Prime Minister Yevgeny Primakov admitted the budget's faults but insisted it was the only option for Russia to pull itself out of its economic crisis.

"You have paved the way for intensive work in the economy. Thank you very much," Primakov told the house after it voted 130-18 to approve the budget.

"To a maximum degree, we've aspired to make this budget socially oriented as well as realistic," he said.

The lower house had already approved the budget, so now it awaits only the signature of President Boris Yeltsin.

But the main question that would decide Russia's economic future -- whether or not it gets new loans from the International Monetary Fund -- remains unanswered.

The IMF has criticized the budget as overly optimistic because of its estimates of 30 percent inflation for 1999 and an average ruble rate of 21.5 to the dollar. The fund has said it would provide no loans unless the Russian government overcomes internal resistance and goes ahead with free-market reforms.

Russia is desperate for new IMF money to pay off at least part of its huge foreign debts and avoid becoming a debt pariah like Iraq or Sudan. Russia also cannot get its remaining debts restructured, or receive new lending of any kind, without an accord with the IMF.

"I don't want to think about this scenario," Russian Deputy Finance Minister Mikhail Kasyanov said in a recent interview.

The new budget is likely to implode by midsummer if no IMF money arrives, many analysts have warned. Foreign creditors are also expected to start seizing Russia's assets abroad, the former first deputy chief of Russia's Central Bank, Sergei Alexashenko, said earlier this week.

The 1999 budget factors in new IMF loans, though none have been promised, and some analysts say the Russian government badly overestimates its chances for getting the money.

"The Russian government has not totally understood how much it should reform finances in order to comply with the IMF," said Jacques Delpla, European economist for Barclays Capital in Paris.

But the deeper fiscal cuts sought by the IMF would mean an even worse plight for millions of impoverished Russians.

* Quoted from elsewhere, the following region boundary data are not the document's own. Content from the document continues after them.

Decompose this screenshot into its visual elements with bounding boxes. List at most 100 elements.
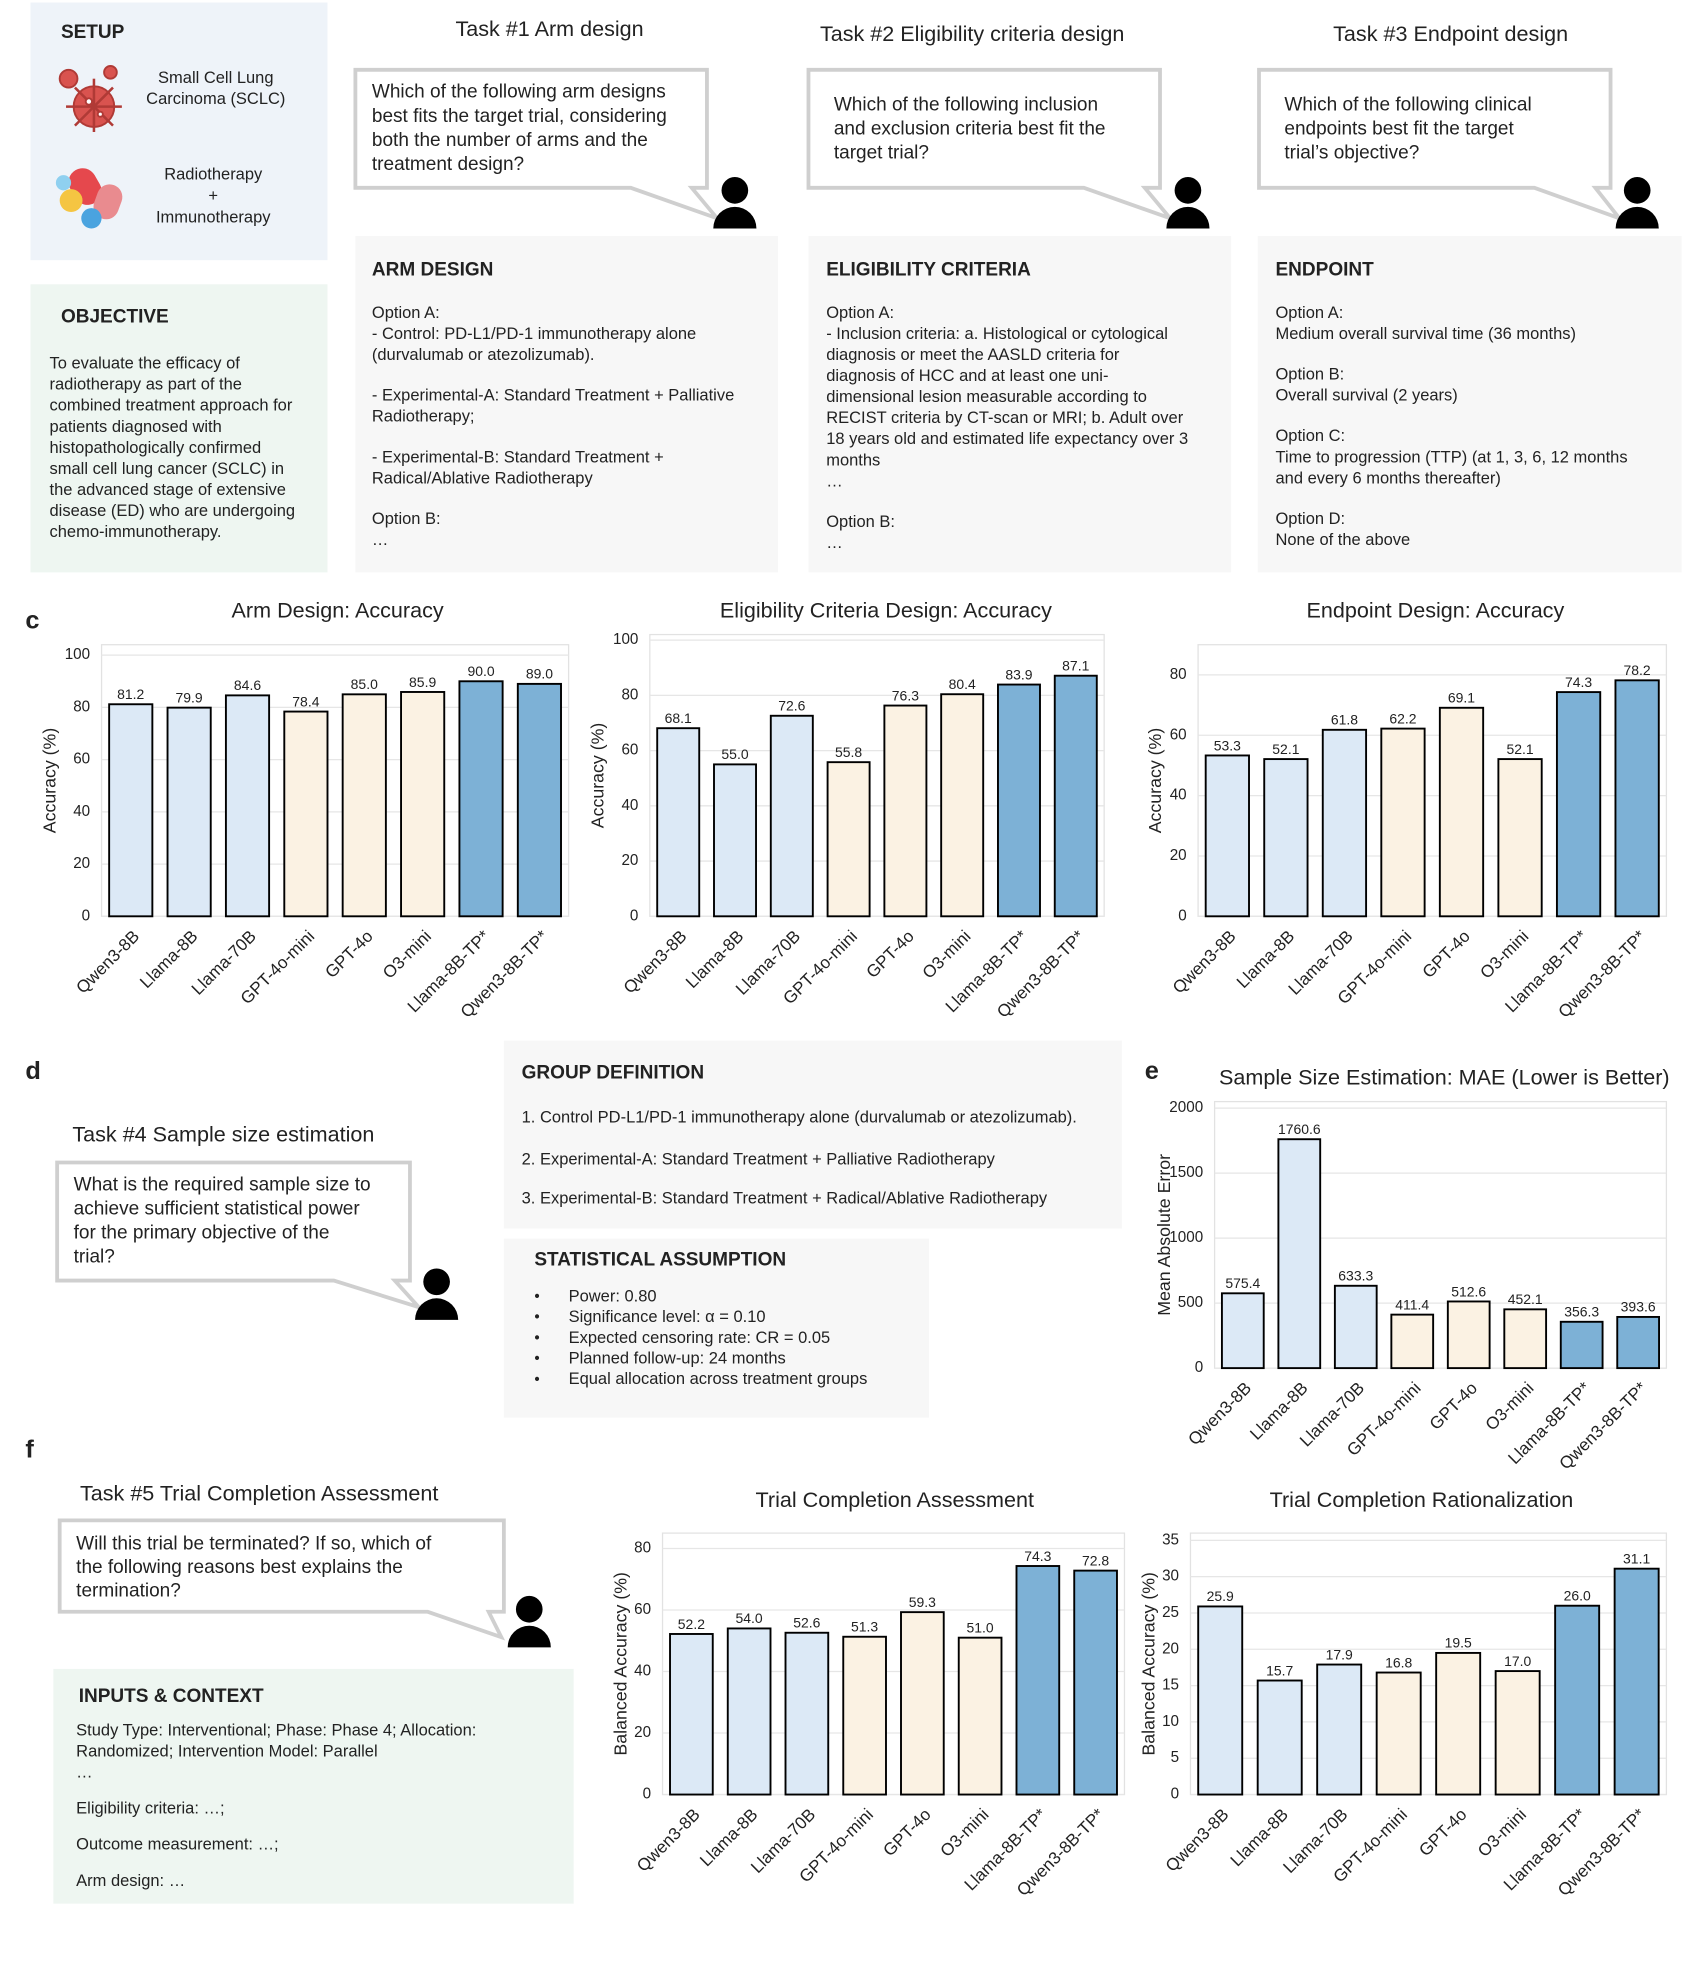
section-title: OBJECTIVE xyxy=(61,306,169,327)
x-tick-label: GPT-4o xyxy=(862,926,918,982)
setup-box xyxy=(30,2,328,261)
value-label: 61.8 xyxy=(1331,712,1358,728)
value-label: 51.3 xyxy=(851,1619,878,1635)
objective-line: histopathologically confirmed xyxy=(50,439,262,457)
setup-text: Radiotherapy xyxy=(164,165,263,183)
y-tick-label: 60 xyxy=(621,742,638,759)
bar xyxy=(1220,1292,1265,1370)
bar xyxy=(883,704,928,918)
option-line: Option A: xyxy=(1276,304,1344,322)
bar xyxy=(769,714,814,918)
section-title: ARM DESIGN xyxy=(372,259,494,280)
y-tick-label: 1000 xyxy=(1169,1229,1203,1246)
chart-title: Trial Completion Assessment xyxy=(756,1487,1034,1512)
bullet: • xyxy=(534,1329,539,1346)
value-label: 74.3 xyxy=(1024,1548,1051,1564)
value-label: 59.3 xyxy=(909,1594,936,1610)
option-line: Randomized; Intervention Model: Parallel xyxy=(76,1742,377,1760)
question-line: target trial? xyxy=(834,143,929,164)
bar xyxy=(1554,1604,1601,1796)
question-line: both the number of arms and the xyxy=(372,130,648,151)
bullet: • xyxy=(534,1350,539,1367)
y-tick-label: 20 xyxy=(621,852,638,869)
bar xyxy=(656,727,701,918)
y-tick-label: 40 xyxy=(634,1663,651,1680)
bar xyxy=(108,703,154,918)
person-icon xyxy=(507,1625,551,1648)
option-line: … xyxy=(372,531,388,549)
person-icon xyxy=(1615,206,1659,229)
y-tick-label: 80 xyxy=(634,1539,651,1556)
bar xyxy=(842,1635,887,1796)
person-icon xyxy=(1166,206,1210,229)
bar xyxy=(1256,1679,1303,1796)
bar xyxy=(669,1633,714,1796)
value-label: 69.1 xyxy=(1448,690,1475,706)
y-axis-label: Accuracy (%) xyxy=(1145,728,1165,834)
bar xyxy=(1277,1138,1322,1370)
value-label: 84.6 xyxy=(234,677,261,693)
bar xyxy=(957,1636,1003,1796)
x-tick-label: GPT-4o xyxy=(1425,1378,1481,1434)
objective-line: combined treatment approach for xyxy=(50,397,293,415)
y-tick-label: 80 xyxy=(73,698,90,715)
question-line: Will this trial be terminated? If so, wh… xyxy=(76,1534,432,1555)
bar xyxy=(1494,1670,1541,1796)
task-title: Task #3 Endpoint design xyxy=(1333,21,1568,46)
x-tick-label: Qwen3-8B xyxy=(619,926,690,997)
y-tick-label: 20 xyxy=(1170,847,1187,864)
value-label: 633.3 xyxy=(1338,1268,1373,1284)
bar xyxy=(341,693,387,918)
value-label: 356.3 xyxy=(1564,1304,1599,1320)
bar xyxy=(1321,728,1368,918)
x-tick-label: GPT-4o xyxy=(1418,926,1474,982)
panel-label: f xyxy=(25,1435,34,1463)
setup-text: Carcinoma (SCLC) xyxy=(146,90,285,108)
option-line: diagnosis or meet the AASLD criteria for xyxy=(826,346,1120,364)
value-label: 16.8 xyxy=(1385,1654,1412,1670)
value-label: 26.0 xyxy=(1564,1588,1591,1604)
bar xyxy=(1197,1605,1244,1796)
bar xyxy=(1438,706,1485,918)
option-line: Outcome measurement: …; xyxy=(76,1836,278,1854)
option-line: - Experimental-A: Standard Treatment + P… xyxy=(372,387,734,405)
value-label: 52.1 xyxy=(1506,741,1533,757)
group-item: 2. Experimental-A: Standard Treatment + … xyxy=(522,1150,996,1168)
bar xyxy=(1015,1565,1061,1796)
value-label: 19.5 xyxy=(1445,1635,1472,1651)
y-axis-label: Balanced Accuracy (%) xyxy=(1139,1572,1159,1756)
y-tick-label: 60 xyxy=(73,751,90,768)
option-line: months xyxy=(826,451,880,469)
value-label: 72.6 xyxy=(778,698,805,714)
value-label: 76.3 xyxy=(892,687,919,703)
assumption-item: Expected censoring rate: CR = 0.05 xyxy=(569,1329,831,1347)
section-title: INPUTS & CONTEXT xyxy=(79,1686,264,1707)
option-line: Arm design: … xyxy=(76,1872,185,1890)
option-line: Option A: xyxy=(826,304,894,322)
task-title: Task #1 Arm design xyxy=(455,16,643,41)
option-line: Option C: xyxy=(1276,427,1346,445)
option-line: Study Type: Interventional; Phase: Phase… xyxy=(76,1721,476,1739)
y-tick-label: 100 xyxy=(65,646,90,663)
value-label: 78.2 xyxy=(1624,662,1651,678)
value-label: 393.6 xyxy=(1621,1299,1656,1315)
x-tick-label: Qwen3-8B xyxy=(1168,926,1239,997)
bar xyxy=(1316,1663,1363,1796)
value-label: 52.2 xyxy=(678,1616,705,1632)
value-label: 55.0 xyxy=(721,746,748,762)
question-line: trial’s objective? xyxy=(1284,143,1419,164)
person-icon xyxy=(1623,177,1651,204)
bar xyxy=(1204,754,1250,918)
y-tick-label: 0 xyxy=(1178,907,1186,924)
chart-title: Endpoint Design: Accuracy xyxy=(1307,597,1565,622)
bar xyxy=(1333,1284,1378,1370)
bar xyxy=(400,691,446,918)
y-tick-label: 0 xyxy=(82,907,90,924)
value-label: 53.3 xyxy=(1214,737,1241,753)
bar xyxy=(224,694,271,918)
speech-bubble xyxy=(57,1518,506,1641)
bar xyxy=(166,706,212,918)
section-title: ELIGIBILITY CRITERIA xyxy=(826,259,1031,280)
bullet: • xyxy=(534,1371,539,1388)
value-label: 79.9 xyxy=(176,689,203,705)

Two-thirds of Russians already live below the official poverty line, according to government estimates, and low budgetary spending means that pensions, state workers' wages, and social payments aren't getting any bigger.

Russia's coffers are so bare that the budget calls for spending of just $25 billion and revenues of only $21 billion for the entire year.

The U.S. government collects and spends more than $30 billion in a typical week.